Going directly from data to context objects is possible only if we don't need any additional representations. But we can create parsers to handle such scenario as well.
we can imagine a usecase where a user just wants to use a feature extractor on a dataset and get the features dumped back out. what is the simplest way for them to specify this in the config?
It can be specified in "datasets" in the same way as representation generators are specified now.
The main thing is then handle that in the code as well: if parsers go directly to context objects, there should be no representation generators applied to the output of parsers and no calling of create_contexts function.

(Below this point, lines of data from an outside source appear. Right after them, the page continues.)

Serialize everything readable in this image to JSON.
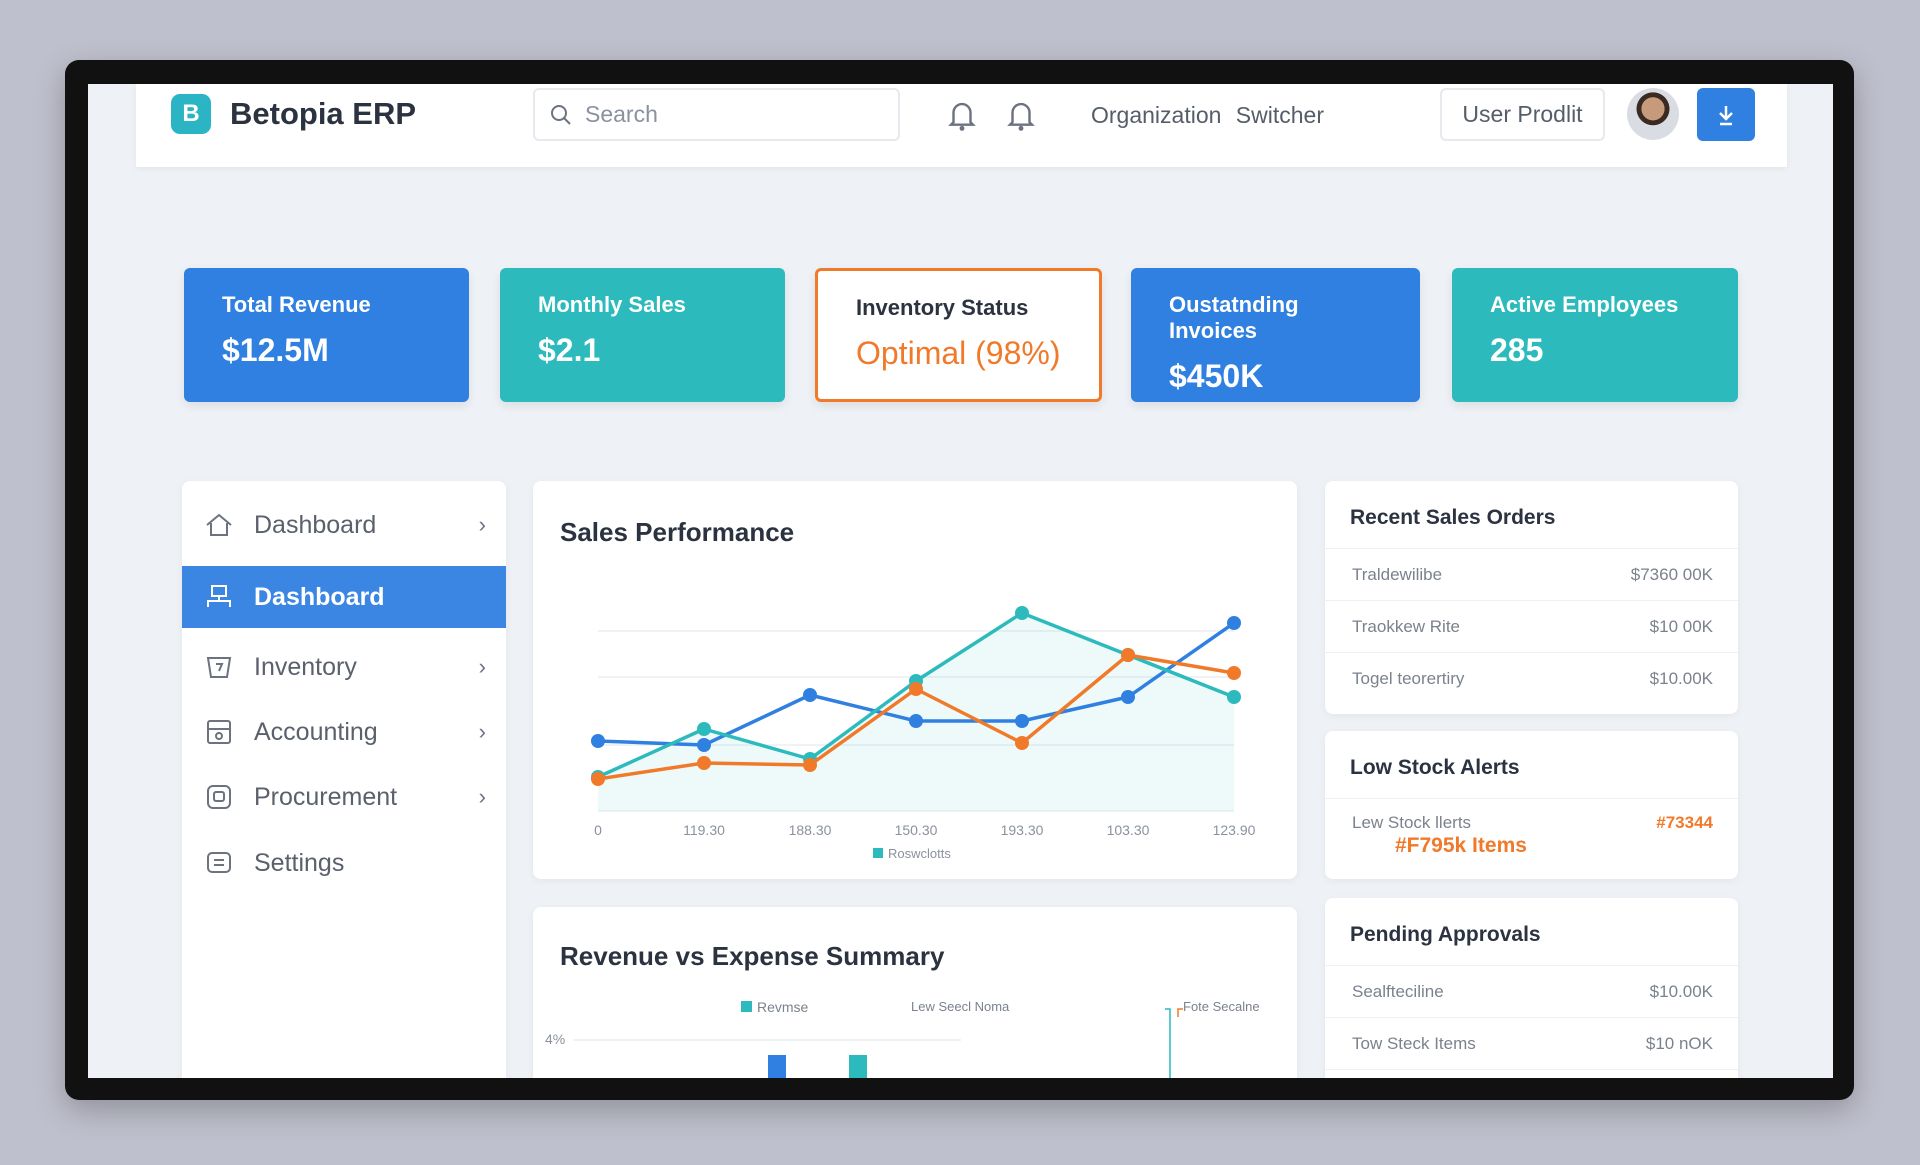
{
  "header": {
    "brand": "Betopia ERP",
    "logo_letter": "B",
    "search_placeholder": "Search",
    "org_switcher": "Organization Switcher",
    "user_profile": "User Prodlit"
  },
  "kpis": [
    {
      "title": "Total Revenue",
      "value": "$12.5M"
    },
    {
      "title": "Monthly Sales",
      "value": "$2.1"
    },
    {
      "title": "Inventory Status",
      "value": "Optimal (98%)"
    },
    {
      "title": "Oustatnding Invoices",
      "value": "$450K"
    },
    {
      "title": "Active Employees",
      "value": "285"
    }
  ],
  "sidebar": {
    "items": [
      {
        "label": "Dashboard",
        "icon": "home-icon"
      },
      {
        "label": "Dashboard",
        "icon": "sitemap-icon",
        "active": true
      },
      {
        "label": "Inventory",
        "icon": "basket-icon"
      },
      {
        "label": "Accounting",
        "icon": "calculator-icon"
      },
      {
        "label": "Procurement",
        "icon": "box-icon"
      },
      {
        "label": "Settings",
        "icon": "settings-icon"
      }
    ]
  },
  "sales": {
    "title": "Sales Performance"
  },
  "revexp": {
    "title": "Revenue vs Expense Summary",
    "legend": "Revmse",
    "ytick": "4%",
    "donut_label_left": "Lew Seecl Noma",
    "donut_label_right": "Fote Secalne"
  },
  "recent_orders": {
    "title": "Recent Sales Orders",
    "rows": [
      {
        "name": "Traldewilibe",
        "amount": "$7360 00K"
      },
      {
        "name": "Traokkew Rite",
        "amount": "$10 00K"
      },
      {
        "name": "Togel teorertiry",
        "amount": "$10.00K"
      }
    ]
  },
  "low_stock": {
    "title": "Low Stock Alerts",
    "row_label": "Lew Stock llerts",
    "row_value": "#73344",
    "highlight": "#F795k Items"
  },
  "approvals": {
    "title": "Pending Approvals",
    "rows": [
      {
        "name": "Sealfteciline",
        "amount": "$10.00K"
      },
      {
        "name": "Tow Steck Items",
        "amount": "$10 nOK"
      }
    ]
  },
  "colors": {
    "blue": "#2f80e0",
    "teal": "#2cbabd",
    "orange": "#f07a2a"
  },
  "chart_data": [
    {
      "type": "line",
      "title": "Sales Performance",
      "categories": [
        "0",
        "119.30",
        "188.30",
        "150.30",
        "193.30",
        "103.30",
        "123.90"
      ],
      "ylim": [
        0,
        100
      ],
      "grid": true,
      "legend": [
        "Roswclotts"
      ],
      "legend_placement": "bottom",
      "series": [
        {
          "color": "#2f80e0",
          "values": [
            35,
            33,
            58,
            45,
            45,
            57,
            94
          ]
        },
        {
          "color": "#2cbabd",
          "values": [
            17,
            41,
            26,
            65,
            99,
            78,
            57
          ]
        },
        {
          "color": "#f07a2a",
          "values": [
            16,
            24,
            23,
            61,
            34,
            78,
            69
          ]
        }
      ]
    },
    {
      "type": "bar",
      "title": "Revenue vs Expense Summary",
      "legend": [
        "Revmse"
      ],
      "yticks": [
        "4%"
      ]
    }
  ]
}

yeah i think run_experiment really only handles one usecase right now. It may be easier to create more scripts like 'extract_features' instead of trying to handle every possible usecase inside one script.
On Fri, Feb 20, 2015 at 1:52 PM, varvara-l notifications@github.com wrote:
It can be specified in "datasets" in the same way as representation generators are specified now.
The main thing is then handle that in the code as well: if parsers go directly to context objects, there should be no representation generators applied to the output of parsers and no calling of create_contexts function.
— Reply to this email directly or view it on GitHub https://github.com/qe-team/marmot/issues/13#issuecomment-75240604.
right now, some of our parsers return context objects, and some of them return the filenames of implicitly whitespace-tokenized files. All parsers should take filenames as input, and return lists of lists as output.
It should be the responsibility of the representation generator to (1) generate the representation (2) persist or not persist the representation. The only job of a parser is to read some file format, and to return an object with { 'key': [[seq1_item1, seq1_item2, ...]]}